Most people will do what human beings usually do: either not hear about the possibility of opting out, or not care – either of which means the blithe surrendering of personal information to endless companies and organisations. Insistences that it is always anonymised (or “de-identified”) do not close down anxieties about data breaches or the fact that AI can trace even supposedly anonymous data back to individuals. And questions remain about the deeply invasive innovations that some companies will use the data to develop. If you want one vision of the future, think about the deal Google has struck with the US provider Ascension, and the fact that it now has access to the medical records of up to 50 million Americans, complete with names and dates of birth. Google insists it will enforce a strict separation between this information and its activities in advertising and consumerism, but that does not allay some people’s deep unease.

Fitbit’s Alta HR device



Fitbit is about to be acquired by Google in a further foray into the healthcare market by the tech giant. Photograph: Mark Lennihan/AP

Besides, some of the most intimate personal information now goes way beyond the organisations who treat us when we are ill. There are well over 300,000 health apps available worldwide. For millions of us, the future may well feature an alarmingly regular experience: reaching for our phones and finding that an algorithm beyond our understanding suddenly deems us at risk of any number of illnesses, ailments and conditions, and is not just marketing us drugs, food and lifestyle choices, but telling our doctors and employers. One of the central questions of the near future is already obvious: will the price of longer and healthier lives be losing the most basic kinds of privacy?
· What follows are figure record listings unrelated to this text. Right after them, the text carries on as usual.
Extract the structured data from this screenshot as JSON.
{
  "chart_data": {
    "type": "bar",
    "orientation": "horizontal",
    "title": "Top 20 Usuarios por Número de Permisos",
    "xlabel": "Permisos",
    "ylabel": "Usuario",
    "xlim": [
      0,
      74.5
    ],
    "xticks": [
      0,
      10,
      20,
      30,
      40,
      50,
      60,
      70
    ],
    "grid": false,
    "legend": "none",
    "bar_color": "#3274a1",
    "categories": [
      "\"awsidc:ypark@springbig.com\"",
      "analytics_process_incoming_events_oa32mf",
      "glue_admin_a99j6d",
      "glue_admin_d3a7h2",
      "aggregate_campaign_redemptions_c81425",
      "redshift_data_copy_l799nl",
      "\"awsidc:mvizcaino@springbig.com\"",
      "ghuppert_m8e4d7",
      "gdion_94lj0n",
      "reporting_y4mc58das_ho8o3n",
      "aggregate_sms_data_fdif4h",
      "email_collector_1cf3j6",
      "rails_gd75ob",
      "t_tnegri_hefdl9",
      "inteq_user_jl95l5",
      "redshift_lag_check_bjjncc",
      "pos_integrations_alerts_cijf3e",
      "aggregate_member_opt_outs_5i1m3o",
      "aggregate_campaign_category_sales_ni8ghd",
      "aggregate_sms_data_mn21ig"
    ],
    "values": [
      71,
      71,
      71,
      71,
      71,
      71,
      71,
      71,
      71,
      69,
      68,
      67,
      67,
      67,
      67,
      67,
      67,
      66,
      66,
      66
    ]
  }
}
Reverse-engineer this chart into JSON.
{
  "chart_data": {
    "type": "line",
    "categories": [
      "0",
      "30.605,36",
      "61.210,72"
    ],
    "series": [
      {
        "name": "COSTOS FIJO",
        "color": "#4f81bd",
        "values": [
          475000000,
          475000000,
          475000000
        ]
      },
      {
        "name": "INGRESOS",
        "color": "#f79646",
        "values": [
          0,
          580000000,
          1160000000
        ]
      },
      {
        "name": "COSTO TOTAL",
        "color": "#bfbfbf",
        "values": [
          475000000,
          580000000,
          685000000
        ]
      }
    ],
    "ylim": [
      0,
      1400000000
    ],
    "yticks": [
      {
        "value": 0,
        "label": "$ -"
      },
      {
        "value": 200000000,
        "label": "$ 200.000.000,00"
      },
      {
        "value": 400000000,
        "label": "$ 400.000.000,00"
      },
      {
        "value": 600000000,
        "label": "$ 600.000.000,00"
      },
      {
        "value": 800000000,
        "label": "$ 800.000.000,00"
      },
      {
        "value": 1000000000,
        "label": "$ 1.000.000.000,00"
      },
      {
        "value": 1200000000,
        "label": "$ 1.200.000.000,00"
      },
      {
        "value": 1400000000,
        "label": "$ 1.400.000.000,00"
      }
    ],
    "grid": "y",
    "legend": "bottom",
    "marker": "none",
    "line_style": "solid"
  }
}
Fitbits and toilet sensors represent one aspect of the so-called Internet of Things. Aided by 5G technology, tens of billions of devices – cars, cookers, heating systems – will soon be connected. In theory, it will not be very hard to cross-reference, say, people’s alcohol consumption, exercise rates and friendship patterns – not to mention their medical records – and then either nudge or strongly push their lives in supposedly beneficial directions.

The utilitarian arguments for doing so, bound up with managing health spending, advancing medical knowledge and maximising life expectancy, are obvious. But the ethical case against much of this seems equally clear. The only thing that can balance these two sets of imperatives is the state, and so far, most British politicians seem barely aware of this new set of issues, which demand new rules and laws.

Elsewhere, things are a little more advanced. In the US, a handful of activists in Congress are now regularly proposing legislation on data, privacy and consent. Last year, along with a Republican colleague, the Democratic senator and presidential hopeful Amy Klobuchar co-authored a Protecting Personal Health Data Act. In Europe, the essential logic of the General Data Protection Regulation (GDPR) and the so-called “right to be forgotten” points in a similar direction. The European angle, of course, only highlights yet another way that Brexit and the government’s belief in regulatory “divergence” may well have consequences that have so far barely registered.

The biggest problem, perhaps, is that even the most trailblazing steps towards regulating the relationship between tech and health are just a start, and that governments and legislators will only firmly grasp the problem once the public pushes them. Therein lies one of the central tensions of our time: that more and more innovations are quietly revolutionising the most sensitive aspects of how we live, while most of us look the other way.